GDP stands for Gross Domestic Product which is measured by the change in the total value of all goods and services produced by the economy. If the actual figure comes out greater than forecast, it is good for the currency. The figure is released monthly about 40 days after the month ends. It is considered a high impact news event since it sometimes creates high volatility in GBP pairs.
Manufacturing Production m/m
Manufacturing Production, also called Factory Production is measured by the change in the total inflation-adjusted value of output produced by manufacturers. Like “GDP m/m”, if the actual figure comes out greater than forecast, it is good for currency. This figure is released monthly about 40 days after the month ends. Traders care about Manufacturing Production m/m since it indicates economic health. Ups and downs of the business cycle quickly find a reaction on production. Moreover, it is correlated with consumer conditions such as employment levels and earnings.

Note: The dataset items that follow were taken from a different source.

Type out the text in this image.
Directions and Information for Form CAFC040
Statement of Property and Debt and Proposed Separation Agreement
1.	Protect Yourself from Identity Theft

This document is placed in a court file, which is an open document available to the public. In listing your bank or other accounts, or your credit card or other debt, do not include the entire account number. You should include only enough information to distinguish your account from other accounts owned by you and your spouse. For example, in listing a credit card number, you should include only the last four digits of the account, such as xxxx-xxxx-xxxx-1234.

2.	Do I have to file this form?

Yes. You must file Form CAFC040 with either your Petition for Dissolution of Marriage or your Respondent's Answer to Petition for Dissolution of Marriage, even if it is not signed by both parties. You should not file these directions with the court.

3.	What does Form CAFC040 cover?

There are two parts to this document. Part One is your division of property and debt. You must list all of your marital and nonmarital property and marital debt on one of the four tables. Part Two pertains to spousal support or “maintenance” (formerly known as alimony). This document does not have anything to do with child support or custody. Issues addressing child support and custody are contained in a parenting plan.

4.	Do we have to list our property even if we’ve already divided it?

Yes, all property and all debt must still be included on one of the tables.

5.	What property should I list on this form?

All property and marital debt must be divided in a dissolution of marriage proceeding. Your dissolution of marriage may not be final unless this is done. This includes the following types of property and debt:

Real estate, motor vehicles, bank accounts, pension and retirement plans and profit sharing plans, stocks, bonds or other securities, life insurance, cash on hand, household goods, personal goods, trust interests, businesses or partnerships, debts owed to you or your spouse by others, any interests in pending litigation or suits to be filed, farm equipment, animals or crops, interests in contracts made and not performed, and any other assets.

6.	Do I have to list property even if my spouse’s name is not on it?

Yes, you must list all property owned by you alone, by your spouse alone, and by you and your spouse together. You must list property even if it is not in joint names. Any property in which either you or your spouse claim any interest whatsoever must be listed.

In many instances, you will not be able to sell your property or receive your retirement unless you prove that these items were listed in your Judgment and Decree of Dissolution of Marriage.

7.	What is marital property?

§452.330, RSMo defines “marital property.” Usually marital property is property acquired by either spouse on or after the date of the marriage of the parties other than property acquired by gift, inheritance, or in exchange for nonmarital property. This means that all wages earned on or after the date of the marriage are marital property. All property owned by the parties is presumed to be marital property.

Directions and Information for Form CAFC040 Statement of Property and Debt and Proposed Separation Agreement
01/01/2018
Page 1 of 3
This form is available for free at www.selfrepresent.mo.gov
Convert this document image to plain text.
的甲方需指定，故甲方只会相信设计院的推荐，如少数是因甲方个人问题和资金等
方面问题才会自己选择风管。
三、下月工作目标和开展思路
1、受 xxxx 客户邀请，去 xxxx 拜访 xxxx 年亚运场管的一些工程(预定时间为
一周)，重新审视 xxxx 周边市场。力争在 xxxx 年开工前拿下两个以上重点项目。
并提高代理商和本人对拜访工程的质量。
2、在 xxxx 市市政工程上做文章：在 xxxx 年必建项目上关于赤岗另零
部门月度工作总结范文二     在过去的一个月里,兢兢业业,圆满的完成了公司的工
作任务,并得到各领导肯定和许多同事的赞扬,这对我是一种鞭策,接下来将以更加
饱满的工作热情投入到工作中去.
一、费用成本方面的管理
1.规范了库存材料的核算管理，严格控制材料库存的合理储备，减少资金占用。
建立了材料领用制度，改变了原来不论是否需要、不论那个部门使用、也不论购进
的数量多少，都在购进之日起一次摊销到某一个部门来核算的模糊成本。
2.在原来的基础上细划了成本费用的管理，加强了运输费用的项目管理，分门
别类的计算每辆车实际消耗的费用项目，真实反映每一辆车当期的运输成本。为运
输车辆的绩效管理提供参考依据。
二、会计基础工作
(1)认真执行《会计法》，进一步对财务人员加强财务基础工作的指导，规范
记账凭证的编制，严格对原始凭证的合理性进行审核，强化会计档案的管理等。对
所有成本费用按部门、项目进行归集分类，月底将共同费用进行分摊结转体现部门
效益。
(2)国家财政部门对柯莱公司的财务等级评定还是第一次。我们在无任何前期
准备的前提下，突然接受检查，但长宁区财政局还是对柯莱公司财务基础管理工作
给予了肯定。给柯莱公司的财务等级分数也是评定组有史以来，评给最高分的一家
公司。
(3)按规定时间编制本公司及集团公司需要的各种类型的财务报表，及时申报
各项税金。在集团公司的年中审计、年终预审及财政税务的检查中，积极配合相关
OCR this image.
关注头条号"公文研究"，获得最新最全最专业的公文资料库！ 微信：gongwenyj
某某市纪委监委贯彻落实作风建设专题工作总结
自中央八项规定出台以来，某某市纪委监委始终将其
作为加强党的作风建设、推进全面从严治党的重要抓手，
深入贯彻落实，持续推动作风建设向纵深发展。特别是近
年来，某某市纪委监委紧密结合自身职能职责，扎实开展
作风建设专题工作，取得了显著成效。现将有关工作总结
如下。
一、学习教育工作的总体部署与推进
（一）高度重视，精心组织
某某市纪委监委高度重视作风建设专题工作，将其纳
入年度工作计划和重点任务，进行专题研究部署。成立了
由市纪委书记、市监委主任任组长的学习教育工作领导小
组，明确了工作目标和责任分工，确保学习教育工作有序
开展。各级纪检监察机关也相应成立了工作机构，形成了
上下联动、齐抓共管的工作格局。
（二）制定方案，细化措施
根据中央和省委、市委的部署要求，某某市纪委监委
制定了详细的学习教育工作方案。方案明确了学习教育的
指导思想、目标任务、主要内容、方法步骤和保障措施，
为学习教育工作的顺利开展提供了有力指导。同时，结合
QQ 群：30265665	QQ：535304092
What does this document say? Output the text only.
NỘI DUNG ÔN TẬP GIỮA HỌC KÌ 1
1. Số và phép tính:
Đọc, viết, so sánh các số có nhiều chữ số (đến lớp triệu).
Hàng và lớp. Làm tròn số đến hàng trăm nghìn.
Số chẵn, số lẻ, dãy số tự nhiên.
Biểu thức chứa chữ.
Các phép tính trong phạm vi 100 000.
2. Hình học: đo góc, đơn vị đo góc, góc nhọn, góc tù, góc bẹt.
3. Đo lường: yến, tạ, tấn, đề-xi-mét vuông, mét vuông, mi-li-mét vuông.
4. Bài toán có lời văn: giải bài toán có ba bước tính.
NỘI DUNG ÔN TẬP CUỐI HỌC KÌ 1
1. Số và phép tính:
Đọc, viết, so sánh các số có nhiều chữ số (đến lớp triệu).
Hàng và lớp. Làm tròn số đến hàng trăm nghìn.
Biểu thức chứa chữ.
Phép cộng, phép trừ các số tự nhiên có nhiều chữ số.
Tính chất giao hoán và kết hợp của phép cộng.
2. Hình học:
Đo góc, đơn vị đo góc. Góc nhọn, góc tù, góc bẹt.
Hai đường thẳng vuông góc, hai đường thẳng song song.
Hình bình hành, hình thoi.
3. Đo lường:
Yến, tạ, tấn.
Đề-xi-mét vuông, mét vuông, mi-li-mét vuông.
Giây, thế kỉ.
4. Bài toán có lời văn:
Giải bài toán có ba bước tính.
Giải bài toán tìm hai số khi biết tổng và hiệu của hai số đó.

Average Earnings Index 3m/y
Average Earnings Index 3m/y is also known as Average Earnings Including bonuses, which is measured by the change in the price businesses and the government pays for labour, including bonuses. The figure is released monthly about 45 days after the month ends. If the actual figure comes out greater than forecast, it is good for the currency. Traders care because it indicates consumer inflation. If businesses pay more for labour, the higher costs are usually passed on to the consumer.
CPI stands for Consumer Price Index which is measured by the change in the price of goods and services purchased by consumers. It is released monthly about 16 days after the month ends. It is used as the central bank’s inflation target, so this is considered the UK’s most important inflation data. Overall inflation depends on the consumer prices index and inflation is important for currency valuation. This leads the central bank to raise interest rates.
Retail Sales m/m
It is also known as sales volume. All retailers’ sales are measured by the change in the total value of inflation-adjusted sales at the retail level. It is released monthly about 20 days after the month ends. If the actual figure comes out greater than forecast, it is good for the currency. Traders care about the outcome of it since it is the primary gauge of consumer spending that accounts for the majority of overall activity. Thus, it often creates high volatility in GBP pairs.
MPC Official Bank Rate Votes
MPC stands for Monetary Policy Committee. Meeting minutes of the BOE’s MPC contains the interest rate vote for each MPC member during the most recent meeting. The vote is reported in an ‘X-X-X’ format. The first number represents how many MPC members voted to increase interest rates, the second number represents how many voted to decrease rates, and the third represents how many voted to hold rates. This is another high impact news event that creates extreme volatility in GBP pairs.
Monetary Policy Summary
Monetary policy summary is released monthly. If it sounds hawkish, it is usually good for the currency. A news event that causes GBP pairs to be volatile.
Official Bank Rate
Bank of England (BOE) along with the Monetary Policy Committee decides the official bank rate. This news event is scheduled monthly. Short term interest rates are a very important factor for the valuation of the currency. GBP pairs’ traders are to deal with this news event carefully.
The figure is released quarterly, about 85 days after the quarter ends. It is measured by the difference in value between imported and exported goods, services, income flows, and unilateral transfers during the previous quarter. This is considered a high impact news event for the GBP pairs.